Hommages

Continuer à aimer

Continuer à aimer

D.R.

Il y a presque dix ans, à la faveur de la résidence (Résidences croisées organisées par les associations Assabil, Kitabat et Le Tarmac, avec le soutien de la région Île-de-France) qui a sans doute le plus compté dans mon chemin d’écrivaine, j’ai vécu quatre mois au dernier étage d’un petit immeuble rose de Geitawi. Des images, des sons, des odeurs m’accompagnent depuis : la lumière du crépuscule lorsque j’étendais le linge sur le balcon, les cartes mystérieuses que dessinaient les fissures sur les murs, les motifs sur les couvertures recouvrant les canapés, l’odeur du café provenant de la véranda de l’immeuble en face, celle de la pluie, les cris des marchands ambulants, les pétards à la mi-septembre, le grésillement du halloumi sur la poêle, alors que par la fenêtre de la cuisine, j’observais les grues du port.
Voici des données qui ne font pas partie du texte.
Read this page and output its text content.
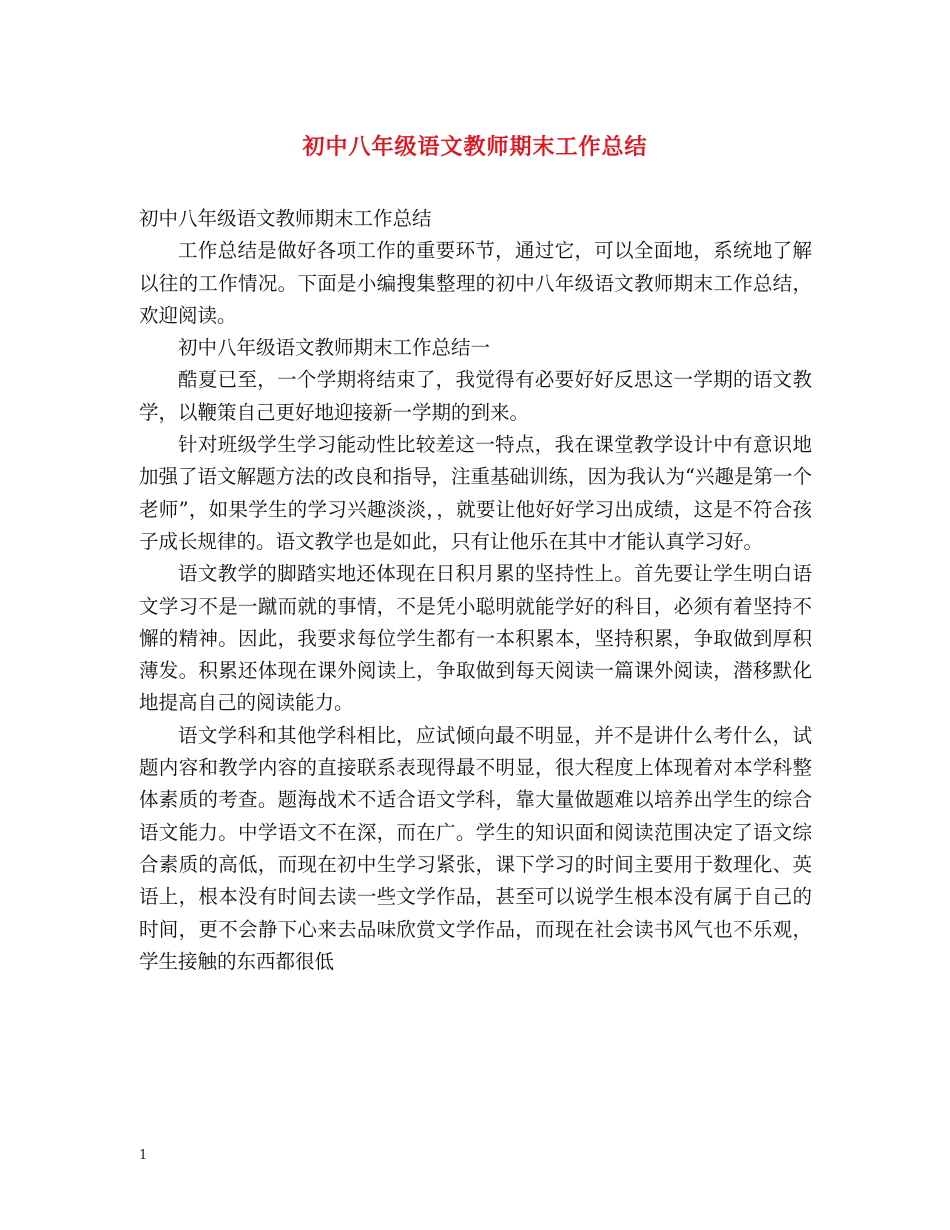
初中八年级语文教师期末工作总结

初中八年级语文教师期末工作总结

工作总结是做好各项工作的重要环节，通过它，可以全面地，系统地了解以往的工作情况。下面是小编搜集整理的初中八年级语文教师期末工作总结，欢迎阅读。

初中八年级语文教师期末工作总结一

酷夏已至，一个学期将结束了，我觉得有必要好好反思这一学期的语文教学，以鞭策自己更好地迎接新一学期的到来。

针对班级学生学习能动性比较差这一特点，我在课堂教学设计中有意识地加强了语文解题方法的改良和指导，注重基础训练，因为我认为“兴趣是第一个老师”，如果学生的学习兴趣淡淡，，就要让他好好学习出成绩，这是不符合孩子成长规律的。语文教学也是如此，只有让他乐在其中才能认真学习好。

语文教学的脚踏实地还体现在日积月累的坚持性上。首先要让学生明白语文学习不是一蹴而就的事情，不是凭小聪明就能学好的科目，必须有着坚持不懈的精神。因此，我要求每位学生都有一本积累本，坚持积累，争取做到厚积薄发。积累还体现在课外阅读上，争取做到每天阅读一篇课外阅读，潜移默化地提高自己的阅读能力。

语文学科和其他学科相比，应试倾向最不明显，并不是讲什么考什么，试题内容和教学内容的直接联系表现得最不明显，很大程度上体现着对本学科整体素质的考查。题海战术不适合语文学科，靠大量做题难以培养出学生的综合语文能力。中学语文不在深，而在广。学生的知识面和阅读范围决定了语文综合素质的高低，而现在初中生学习紧张，课下学习的时间主要用于数理化、英语上，根本没有时间去读一些文学作品，甚至可以说学生根本没有属于自己的时间，更不会静下心来去品味欣赏文学作品，而现在社会读书风气也不乐观，学生接触的东西都很低

1
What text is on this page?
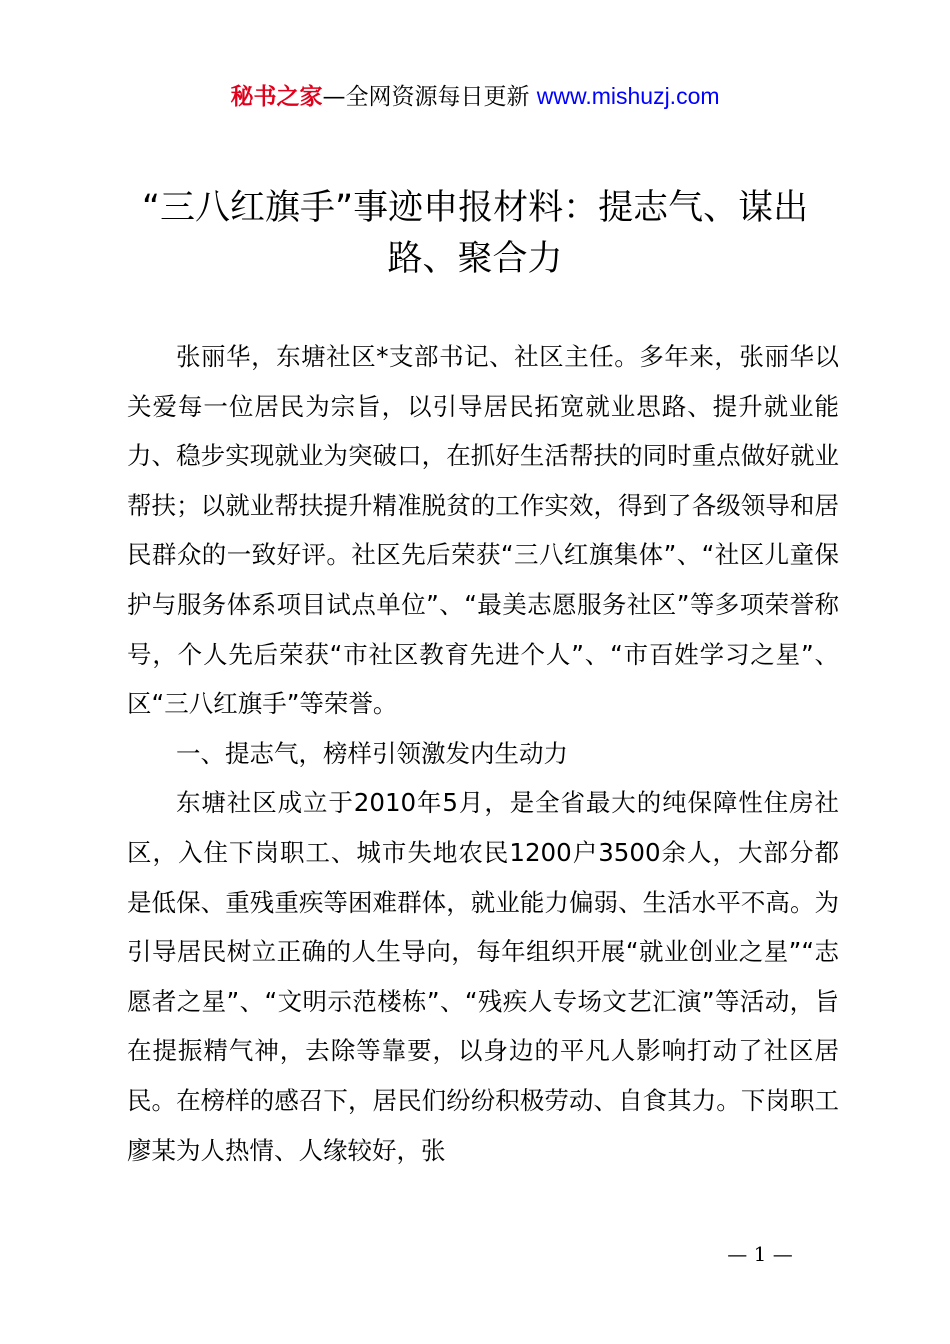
秘书之家—全网资源每日更新 www.mishuzj.com
“三八红旗手”事迹申报材料：提志气、谋出路、聚合力

张丽华，东塘社区*支部书记、社区主任。多年来，张丽华以关爱每一位居民为宗旨，以引导居民拓宽就业思路、提升就业能力、稳步实现就业为突破口，在抓好生活帮扶的同时重点做好就业帮扶；以就业帮扶提升精准脱贫的工作实效，得到了各级领导和居民群众的一致好评。社区先后荣获“三八红旗集体”、“社区儿童保护与服务体系项目试点单位”、“最美志愿服务社区”等多项荣誉称号，个人先后荣获“市社区教育先进个人”、“市百姓学习之星”、区“三八红旗手”等荣誉。

一、提志气，榜样引领激发内生动力

东塘社区成立于2010年5月，是全省最大的纯保障性住房社区，入住下岗职工、城市失地农民1200户3500余人，大部分都是低保、重残重疾等困难群体，就业能力偏弱、生活水平不高。为引导居民树立正确的人生导向，每年组织开展“就业创业之星”“志愿者之星”、“文明示范楼栋”、“残疾人专场文艺汇演”等活动，旨在提振精气神，去除等靠要，以身边的平凡人影响打动了社区居民。在榜样的感召下，居民们纷纷积极劳动、自食其力。下岗职工廖某为人热情、人缘较好，张

— 1 —
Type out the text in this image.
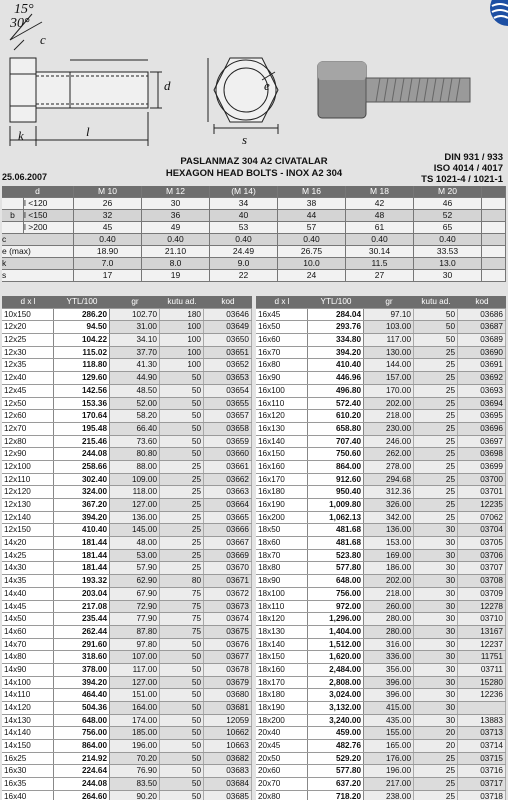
15°
30°
c
d	e
s
k	l
25.06.2007
PASLANMAZ 304 A2 CIVATALAR
HEXAGON HEAD BOLTS - INOX A2 304
DIN 931 / 933
ISO 4014 / 4017
TS 1021-4 / 1021-1
d	M 10	M 12	(M 14)	M 16	M 18	M 20
l <120	26	30	34	38	42	46
b	l <150	32	36	40	44	48	52
l >200	45	49	53	57	61	65
c	0.40	0.40	0.40	0.40	0.40	0.40
e (max)	18.90	21.10	24.49	26.75	30.14	33.53
k	7.0	8.0	9.0	10.0	11.5	13.0
s	17	19	22	24	27	30
d x l	YTL/100	gr	kutu ad.	kod
10x150	286.20	102.70	180	03646
12x20	94.50	31.00	100	03649
12x25	104.22	34.10	100	03650
12x30	115.02	37.70	100	03651
12x35	118.80	41.30	100	03652
12x40	129.60	44.90	50	03653
12x45	142.56	48.50	50	03654
12x50	153.36	52.00	50	03655
12x60	170.64	58.20	50	03657
12x70	195.48	66.40	50	03658
12x80	215.46	73.60	50	03659
12x90	244.08	80.80	50	03660
12x100	258.66	88.00	25	03661
12x110	302.40	109.00	25	03662
12x120	324.00	118.00	25	03663
12x130	367.20	127.00	25	03664
12x140	394.20	136.00	25	03665
12x150	410.40	145.00	25	03666
14x20	181.44	48.00	25	03667
14x25	181.44	53.00	25	03669
14x30	181.44	57.90	25	03670
14x35	193.32	62.90	80	03671
14x40	203.04	67.90	75	03672
14x45	217.08	72.90	75	03673
14x50	235.44	77.90	75	03674
14x60	262.44	87.80	75	03675
14x70	291.60	97.80	50	03676
14x80	318.60	107.00	50	03677
14x90	378.00	117.00	50	03678
14x100	394.20	127.00	50	03679
14x110	464.40	151.00	50	03680
14x120	504.36	164.00	50	03681
14x130	648.00	174.00	50	12059
14x140	756.00	185.00	50	10662
14x150	864.00	196.00	50	10663
16x25	214.92	70.20	50	03682
16x30	224.64	76.90	50	03683
16x35	244.08	83.50	50	03684
16x40	264.60	90.20	50	03685
d x l	YTL/100	gr	kutu ad.	kod
16x45	284.04	97.10	50	03686
16x50	293.76	103.00	50	03687
16x60	334.80	117.00	50	03689
16x70	394.20	130.00	25	03690
16x80	410.40	144.00	25	03691
16x90	446.96	157.00	25	03692
16x100	496.80	170.00	25	03693
16x110	572.40	202.00	25	03694
16x120	610.20	218.00	25	03695
16x130	658.80	230.00	25	03696
16x140	707.40	246.00	25	03697
16x150	750.60	262.00	25	03698
16x160	864.00	278.00	25	03699
16x170	912.60	294.68	25	03700
16x180	950.40	312.36	25	03701
16x190	1,009.80	326.00	25	12235
16x200	1,062.13	342.00	25	07062
18x50	481.68	136.00	30	03704
18x60	481.68	153.00	30	03705
18x70	523.80	169.00	30	03706
18x80	577.80	186.00	30	03707
18x90	648.00	202.00	30	03708
18x100	756.00	218.00	30	03709
18x110	972.00	260.00	30	12278
18x120	1,296.00	280.00	30	03710
18x130	1,404.00	280.00	30	13167
18x140	1,512.00	316.00	30	12237
18x150	1,620.00	336.00	30	11751
18x160	2,484.00	356.00	30	03711
18x170	2,808.00	396.00	30	15280
18x180	3,024.00	396.00	30	12236
18x190	3,132.00	415.00	30
18x200	3,240.00	435.00	30	13883
20x40	459.00	155.00	20	03713
20x45	482.76	165.00	20	03714
20x50	529.20	176.00	25	03715
20x60	577.80	196.00	25	03716
20x70	637.20	217.00	25	03717
20x80	718.20	238.00	25	03718
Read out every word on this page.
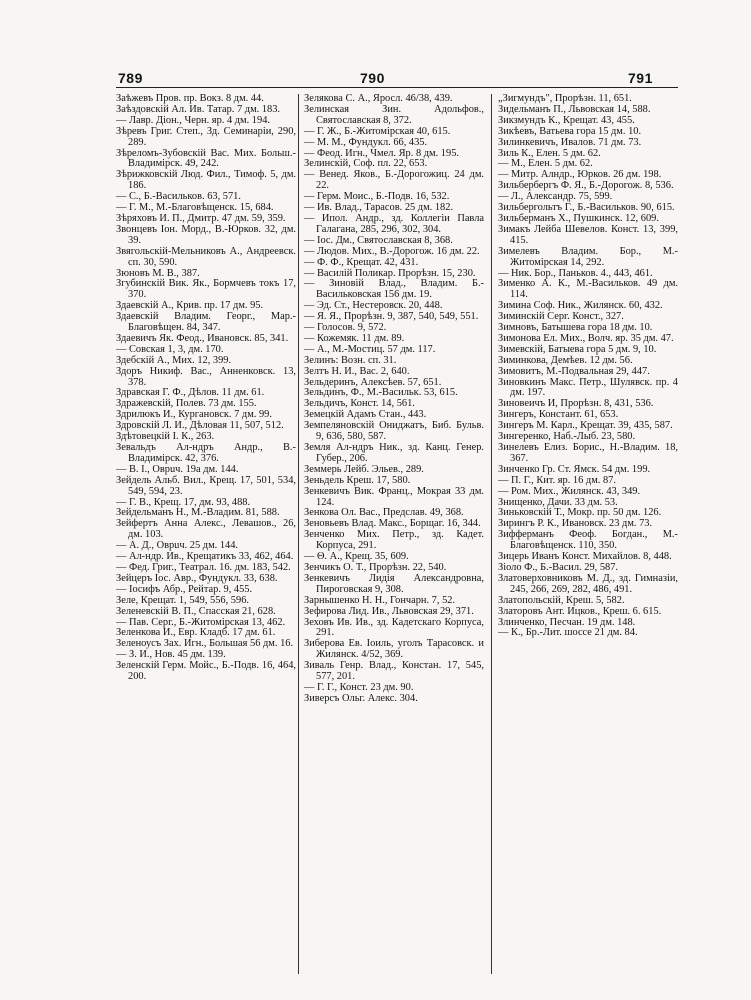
789	790	791
Заѣжевъ Пров. пр. Вокз. 8 дм. 44.
Заѣздовскій Ал. Ив. Татар. 7 дм. 183.
— Лавр. Діон., Черн. яр. 4 дм. 194.
Зѣревъ Григ. Степ., Зд. Семинаріи, 290, 289.
Зѣреломъ-Зубовскій Вас. Мих. Больш.-Владимірск. 49, 242.
Зѣрижковскій Люд. Фил., Тимоф. 5, дм. 186.
— С., Б.-Васильков. 63, 571.
— Г. М., М.-Благовѣщенск. 15, 684.
Зѣряховъ И. П., Дмитр. 47 дм. 59, 359.
Звонцевъ Іон. Морд., В.-Юрков. 32, дм. 39.
Звягольскій-Мельниковъ А., Андреевск. сп. 30, 590.
Зюновъ М. В., 387.
Згубинскій Вик. Як., Бормчевъ токъ 17, 370.
Здаевскій А., Крив. пр. 17 дм. 95.
Здаевскій Владим. Георг., Мар.-Благовѣщен. 84, 347.
Здаевичъ Як. Феод., Ивановск. 85, 341.
— Совская 1, 3, дм. 170.
Здебскій А., Мих. 12, 399.
Здоръ Никиф. Вас., Анненковск. 13, 378.
Здравская Г. Ф., Дѣлов. 11 дм. 61.
Здражевскій, Полев. 73 дм. 155.
Здрилюкъ И., Кургановск. 7 дм. 99.
Здровскій Л. И., Дѣловая 11, 507, 512.
Здѣтовецкій І. К., 263.
Зевальдъ Ал-ндръ Андр., В.-Владимірск. 42, 376.
— В. І., Оврuч. 19а дм. 144.
Зейдель Альб. Вил., Крещ. 17, 501, 534, 549, 594, 23.
— Г. В., Крещ. 17, дм. 93, 488.
Зейдельманъ Н., М.-Владим. 81, 588.
Зейфертъ Анна Алекс., Левашов., 26, дм. 103.
— А. Д., Оврuч. 25 дм. 144.
— Ал-ндр. Ив., Крещатикъ 33, 462, 464.
— Фед. Григ., Театрал. 16. дм. 183, 542.
Зейцеръ Іос. Авр., Фундукл. 33, 638.
— Іосифъ Абр., Рейтар. 9, 455.
Зеле, Крещат. 1, 549, 556, 596.
Зеленевскій В. П., Спасская 21, 628.
— Пав. Серг., Б.-Житомірская 13, 462.
Зеленкова И., Евр. Кладб. 17 дм. 61.
Зеленоусъ Зах. Игн., Большая 56 дм. 16.
— З. И., Нов. 45 дм. 139.
Зеленскій Герм. Мойс., Б.-Подв. 16, 464, 200.
Зелякова С. А., Яросл. 46/38, 439.
Зелинская Зин. Адольфов., Святославская 8, 372.
— Г. Ж., Б.-Житомірская 40, 615.
— М. М., Фундукл. 66, 435.
— Феод. Игн., Чмел. Яр. 8 дм. 195.
Зелинскій, Соф. пл. 22, 653.
— Венед. Яков., Б.-Дорогожиц. 24 дм. 22.
— Герм. Моис., Б.-Подв. 16, 532.
— Ив. Влад., Тарасов. 25 дм. 182.
— Ипол. Андр., зд. Коллегіи Павла Галагана, 285, 296, 302, 304.
— Іос. Дм., Святославская 8, 368.
— Людов. Мих., В.-Дорогож. 16 дм. 22.
— Ф. Ф., Крещат. 42, 431.
— Василій Поликар. Прорѣзн. 15, 230.
— Зиновій Влад., Владим. Б.-Васильковская 156 дм. 19.
— Эд. Ст., Нестеровск. 20, 448.
— Я. Я., Прорѣзн. 9, 387, 540, 549, 551.
— Голосов. 9, 572.
— Кожемяк. 11 дм. 89.
— А., М.-Мостиц. 57 дм. 117.
Зелинъ: Возн. сп. 31.
Зелтъ Н. И., Вас. 2, 640.
Зельдеринъ, Алексѣев. 57, 651.
Зельдинъ, Ф., М.-Васильк. 53, 615.
Зельдичъ, Конст. 14, 561.
Земецкій Адамъ Стан., 443.
Земпеляновскій Ониджатъ, Биб. Бульв. 9, 636, 580, 587.
Земля Ал-ндръ Ник., зд. Канц. Генер. Губер., 206.
Земмерь Лейб. Эльев., 289.
Зеньдель Креш. 17, 580.
Зенкевичъ Вик. Франц., Мокрая 33 дм. 124.
Зенкова Ол. Вас., Предслав. 49, 368.
Зеновьевъ Влад. Макс., Борщаг. 16, 344.
Зенченко Мих. Петр., зд. Кадет. Корпуса, 291.
— Θ. А., Крещ. 35, 609.
Зенчикъ О. Т., Прорѣзн. 22, 540.
Зенкевичъ Лидія Александровна, Пироговская 9, 308.
Зарнышенко Н. Н., Гончарн. 7, 52.
Зефирова Лид. Ив., Львовская 29, 371.
Зеховъ Ив. Ив., зд. Кадетскаго Корпуса, 291.
Зиберова Ев. Іоиль, уголъ Тарасовск. и Жилянск. 4/52, 369.
Зиваль Генр. Влад., Констан. 17, 545, 577, 201.
— Г. Г., Конст. 23 дм. 90.
Зиверсъ Ольг. Алекс. 304.
„Зигмундъ", Прорѣзн. 11, 651.
Зидельманъ П., Львовская 14, 588.
Зикзмундъ К., Крещат. 43, 455.
Зикѣевъ, Ватьева гора 15 дм. 10.
Зилинкевичъ, Ивалов. 71 дм. 73.
Зиль К., Елен. 5 дм. 62.
— М., Елен. 5 дм. 62.
— Митр. Алндр., Юрков. 26 дм. 198.
Зильбербергъ Ф. Я., Б.-Дорогож. 8, 536.
— Л., Александр. 75, 599.
Зильбергольтъ Г., Б.-Васильков. 90, 615.
Зильберманъ Х., Пушкинск. 12, 609.
Зимакъ Лейба Шевелов. Конст. 13, 399, 415.
Зимелевъ Владим. Бор., М.-Житомірская 14, 292.
— Ник. Бор., Паньков. 4., 443, 461.
Зименко А. К., М.-Васильков. 49 дм. 114.
Зимина Соф. Ник., Жилянск. 60, 432.
Зиминскій Серг. Конст., 327.
Зимновъ, Батышева гора 18 дм. 10.
Зимонова Ел. Мих., Волч. яр. 35 дм. 47.
Зимевскій, Батыева гора 5 дм. 9, 10.
Зиминкова, Демѣев. 12 дм. 56.
Зимовитъ, М.-Подвальная 29, 447.
Зиновкинъ Макс. Петр., Шулявск. пр. 4 дм. 197.
Зиновеичъ И, Прорѣзн. 8, 431, 536.
Зингеръ, Констант. 61, 653.
Зингеръ М. Карл., Крещат. 39, 435, 587.
Зингеренко, Наб.-Лыб. 23, 580.
Зинелевъ Елиз. Борис., Н.-Владим. 18, 367.
Зинченко Гр. Ст. Ямск. 54 дм. 199.
— П. Г., Кит. яр. 16 дм. 87.
— Ром. Мих., Жилянск. 43, 349.
Знищенко, Дачи. 33 дм. 53.
Зиньковскій Т., Мокр. пр. 50 дм. 126.
Зирингъ Р. К., Ивановск. 23 дм. 73.
Зифферманъ Феоф. Богдан., М.-Благовѣщенск. 110, 350.
Зицерь Иванъ Конст. Михайлов. 8, 448.
Зіоло Ф., Б.-Васил. 29, 587.
Златоверховниковъ М. Д., зд. Гимназіи, 245, 266, 269, 282, 486, 491.
Златопольскій, Креш. 5, 582.
Златоровъ Ант. Ицков., Креш. 6. 615.
Злинченко, Песчан. 19 дм. 148.
— К., Бр.-Лит. шоссе 21 дм. 84.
On tombe en amour avec certaines villes comme avec des personnes. Enfin, moi, ça m’arrive. Ca m’est arrivé avec Beyrouth. Dans mes Lettres de Beyrouth (Lansman éditeur, 2012), recueil de chroniques écrites au fil de cet automne d’émerveillements et de bouleversements, j’ai longuement raconté comment ce séjour au Liban m’a obligée à faire face à l’histoire de mon propre pays, la Yougoslavie, comment les deux espaces ont dialogué en moi. Comment, en arpentant la ville, de Bourj Hammoud à Raouché, du centre-ville à Chatila, en me perdant dans les ruelles, c’est vers moi-même que j’ai cheminé. Comment les rencontres avec des façades mangées par les bougainvilliers et avec des personnes aux regards facétieux m’ont aidée à m’accommoder du poids des bagages dont on ne se défait jamais vraiment quand on est né à un carrefour où depuis la nuit des temps, les Empires s’affrontent.

On peut toujours chercher à expliquer le sentiment amoureux. Tenter de le rationaliser. Mais peut-être qu’il suffirait de dire que dans certaines villes comme dans certaines personnes, on se reconnaît. Que face à elles, on comprend soudainement de manière plus aiguë qui l’on est.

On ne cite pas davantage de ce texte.